Tuesday, March 1, 2011

Keyboarding pilot program a success

During last night’s Education Development meeting, BCIT Lead Teacher Jerry Abramson along with Karen Richmond and Mary Cwiklinski updated the Committee on the Keyboarding pilot program being tested on two 4th grade classes from Ferderbar. Since our district lacks an elementary computer curriculum, this recently completed pilot program is being used to assess if we can provide our younger students with a more effective computer curriculum that will educate and inspire them. Based on the written comments from the students, I think we can safely declare the test a huge success.

One student stated “The first thing I like about keyboard class is it made me faster at it so when I went on my computer I typed faster than I would usually.”

Another student said “I liked that we got to learn how to change the font color and we also learned what was inside of the computer.”

And my favorite comment . . . “I can rub it in my brother’s face that I know how [to properly keyboard] and he does not.”

Phase II of the pilot program will hopefully expand this test into all the 4th grades in elementary school next school year. However if Phase II is equally as successful next year, then our Curriculum Instruction team will be challenged to come up with a comprehensive computer education program for our elementary schools. And that will be a real challenge because up until now we have been able to accomplish this pilot with existing staff and equipment. But if we are to offer a truly robust computer curriculum for our students, it will require a financial investment.
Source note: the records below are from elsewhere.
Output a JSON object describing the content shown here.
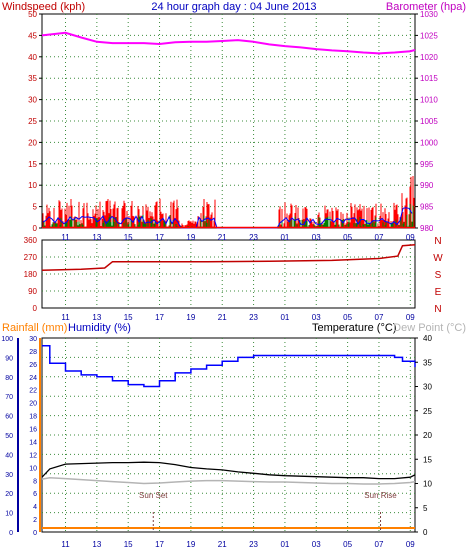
{
  "header": {
    "title": "24 hour graph day : 04 June 2013",
    "left_label": "Windspeed (kph)",
    "right_label": "Barometer (hpa)"
  },
  "lower_header": {
    "rainfall_label": "Rainfall (mm)",
    "humidity_label": "Humidity (%)",
    "temperature_label": "Temperature (°C)",
    "dewpoint_label": "Dew Point (°C)"
  },
  "time_ticks": [
    "11",
    "13",
    "15",
    "17",
    "19",
    "21",
    "23",
    "01",
    "03",
    "05",
    "07",
    "09"
  ],
  "colors": {
    "wind_gust": "#ff0000",
    "wind_avg": "#008000",
    "wind_dir_line": "#0000ff",
    "barometer": "#ff00ff",
    "direction": "#c00000",
    "humidity": "#0000ff",
    "temperature": "#000000",
    "dewpoint": "#b4b4b4",
    "rainfall": "#ff8000",
    "left_axis": "#c00000",
    "right_axis": "#c000c0",
    "hum_axis": "#0000a0",
    "temp_axis": "#000000"
  },
  "chart_data": [
    {
      "type": "line",
      "id": "wind",
      "title": "24 hour graph day : 04 June 2013",
      "ylabel": "Windspeed (kph)",
      "ylim": [
        0,
        50
      ],
      "yticks": [
        0,
        5,
        10,
        15,
        20,
        25,
        30,
        35,
        40,
        45,
        50
      ],
      "y2label": "Barometer (hpa)",
      "y2lim": [
        980,
        1030
      ],
      "y2ticks": [
        980,
        985,
        990,
        995,
        1000,
        1005,
        1010,
        1015,
        1020,
        1025,
        1030
      ],
      "x_start_hour": 9.5,
      "x_end_hour": 33.3,
      "series": [
        {
          "name": "Barometer (hpa)",
          "axis": "right",
          "x": [
            9.5,
            11,
            12,
            13,
            14,
            15,
            16,
            17,
            18,
            19,
            20,
            21,
            22,
            23,
            24,
            25,
            26,
            27,
            28,
            29,
            30,
            31,
            32,
            33,
            33.3
          ],
          "values": [
            1025,
            1025.6,
            1024.5,
            1023.5,
            1023.2,
            1023.2,
            1023.2,
            1023.0,
            1023.4,
            1023.5,
            1023.5,
            1023.7,
            1023.9,
            1023.5,
            1022.9,
            1022.5,
            1022.2,
            1021.8,
            1021.5,
            1021.3,
            1021.0,
            1020.8,
            1021.0,
            1021.3,
            1021.6
          ]
        }
      ]
    },
    {
      "type": "line",
      "id": "direction",
      "ylim": [
        0,
        360
      ],
      "yticks": [
        0,
        90,
        180,
        270,
        360
      ],
      "y2ticks": [
        "N",
        "W",
        "S",
        "E",
        "N"
      ],
      "series": [
        {
          "x": [
            9.5,
            12,
            13.5,
            14,
            20,
            24,
            28,
            31,
            32.2,
            32.5,
            33.3
          ],
          "values": [
            200,
            205,
            212,
            245,
            245,
            248,
            252,
            262,
            275,
            330,
            335
          ]
        }
      ]
    },
    {
      "type": "line",
      "id": "lower",
      "ylabel": "Humidity (%)",
      "ylim": [
        0,
        100
      ],
      "yticks": [
        0,
        10,
        20,
        30,
        40,
        50,
        60,
        70,
        80,
        90,
        100
      ],
      "rain_ticks": [
        0,
        2,
        4,
        6,
        8,
        10,
        12,
        14,
        16,
        18,
        20,
        22,
        24,
        26,
        28,
        30
      ],
      "y2label": "Temperature (°C)",
      "y2lim": [
        0,
        40
      ],
      "y2ticks": [
        0,
        5,
        10,
        15,
        20,
        25,
        30,
        35,
        40
      ],
      "annotations": [
        {
          "text": "Sun Set",
          "hour": 16.6
        },
        {
          "text": "Sun Rise",
          "hour": 31.1
        }
      ],
      "series": [
        {
          "name": "Humidity (%)",
          "x": [
            9.5,
            10,
            11,
            12,
            13,
            14,
            15,
            16,
            17,
            18,
            19,
            20,
            21,
            22,
            23,
            24,
            25,
            26,
            27,
            28,
            29,
            30,
            31,
            32,
            32.5,
            33.3
          ],
          "values": [
            96,
            87,
            83,
            81,
            80,
            78,
            76,
            75,
            78,
            82,
            84,
            86,
            88,
            90,
            91,
            91,
            91,
            91,
            91,
            91,
            91,
            91,
            91,
            90,
            88,
            85
          ]
        },
        {
          "name": "Temperature (°C)",
          "x": [
            9.5,
            10,
            11,
            12,
            13,
            14,
            15,
            16,
            17,
            18,
            19,
            20,
            21,
            22,
            23,
            24,
            25,
            26,
            27,
            28,
            29,
            30,
            31,
            32,
            33,
            33.3
          ],
          "values": [
            11.3,
            13,
            14,
            14.1,
            14.2,
            14.3,
            14.3,
            14.4,
            14.3,
            13.9,
            13.3,
            13,
            12.8,
            12.4,
            12.1,
            11.8,
            11.6,
            11.5,
            11.4,
            11.3,
            11.2,
            11.2,
            11.0,
            11.0,
            11.3,
            11.8
          ]
        },
        {
          "name": "Dew Point (°C)",
          "x": [
            9.5,
            10,
            11,
            12,
            13,
            14,
            15,
            16,
            17,
            18,
            19,
            20,
            21,
            22,
            23,
            24,
            25,
            26,
            27,
            28,
            29,
            30,
            31,
            32,
            33,
            33.3
          ],
          "values": [
            10.9,
            11.2,
            11.0,
            10.8,
            10.6,
            10.4,
            10.2,
            10.0,
            10.1,
            10.3,
            10.5,
            10.6,
            10.6,
            10.5,
            10.4,
            10.3,
            10.3,
            10.2,
            10.1,
            10.0,
            10.0,
            9.9,
            9.9,
            10.0,
            10.2,
            10.4
          ]
        },
        {
          "name": "Rainfall (mm)",
          "x": [
            9.5,
            33.3
          ],
          "values": [
            0,
            0
          ]
        }
      ]
    }
  ]
}
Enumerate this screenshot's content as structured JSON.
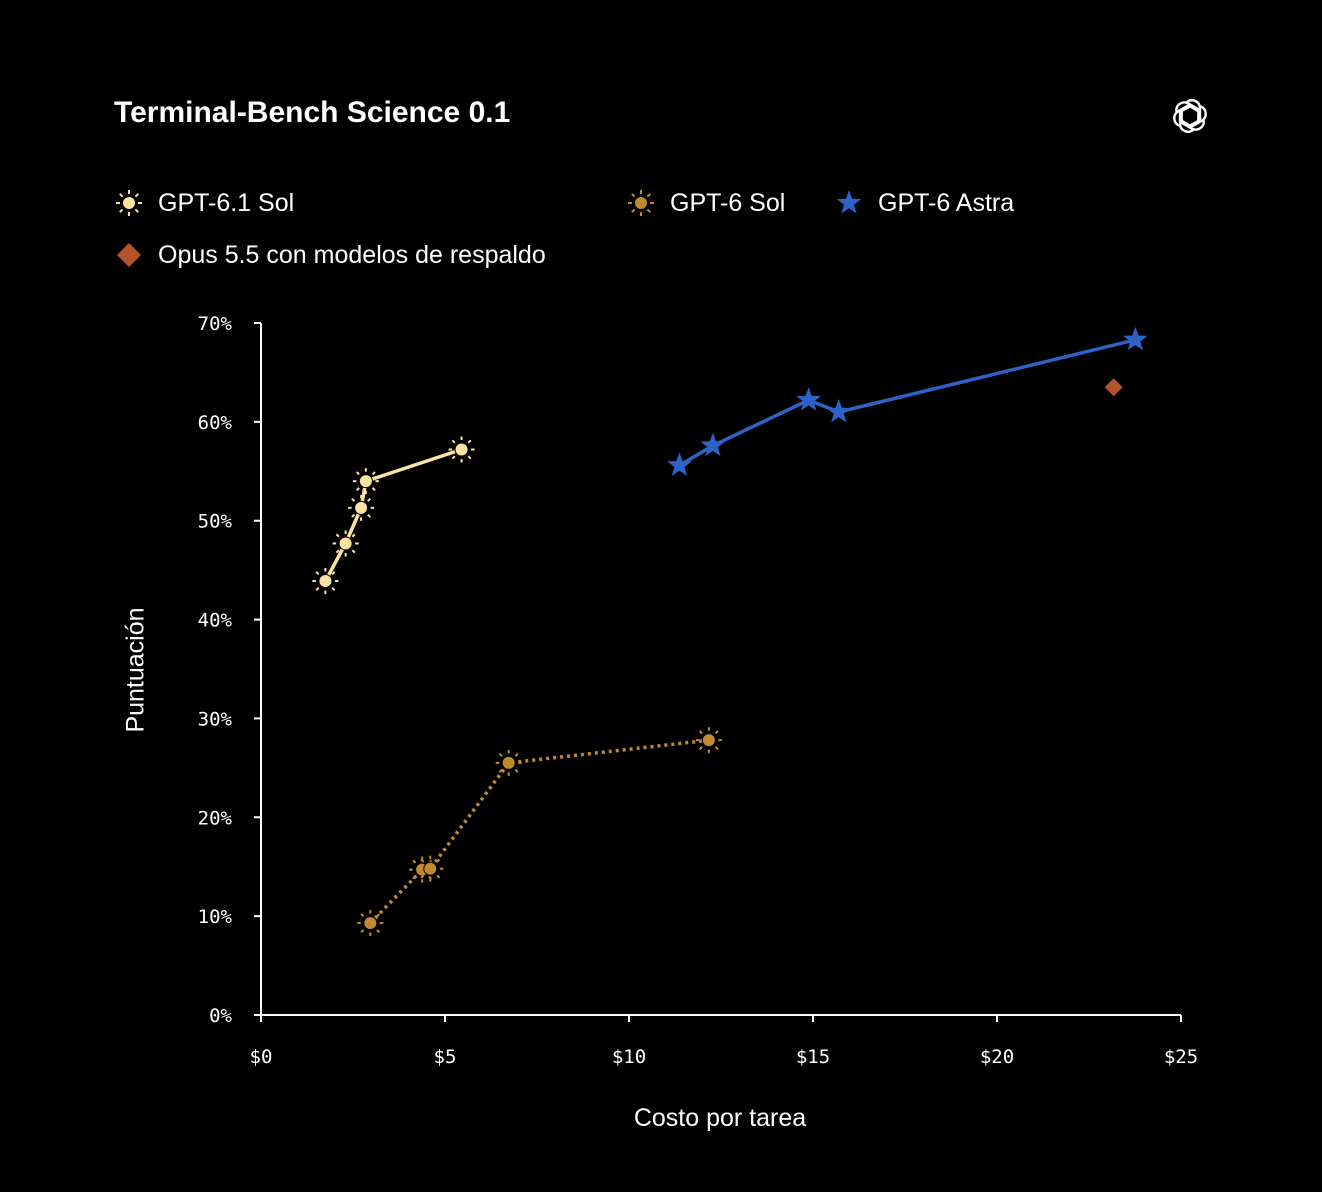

Too early to say yet just how much that will be, but let’s keep watching our pennies wisely now so we can invest in our children’s future.

Special thanks to Jerry, Karen, Mary, and everyone else involved in the pilot. You guys rock!

1 comment:

Karl said...

This has come up a number of times before this. The idea is laudable in principal, but two issues have consistently prevented adoption of a program like this: money to pay certified staff to teach the classes and time in which to teach them. Would these keyboarding classes replace the weekly computer lab periods that currently are run by the classroom teachers with the technical assistance of the computer aides? If not, what current instructional time would they replace?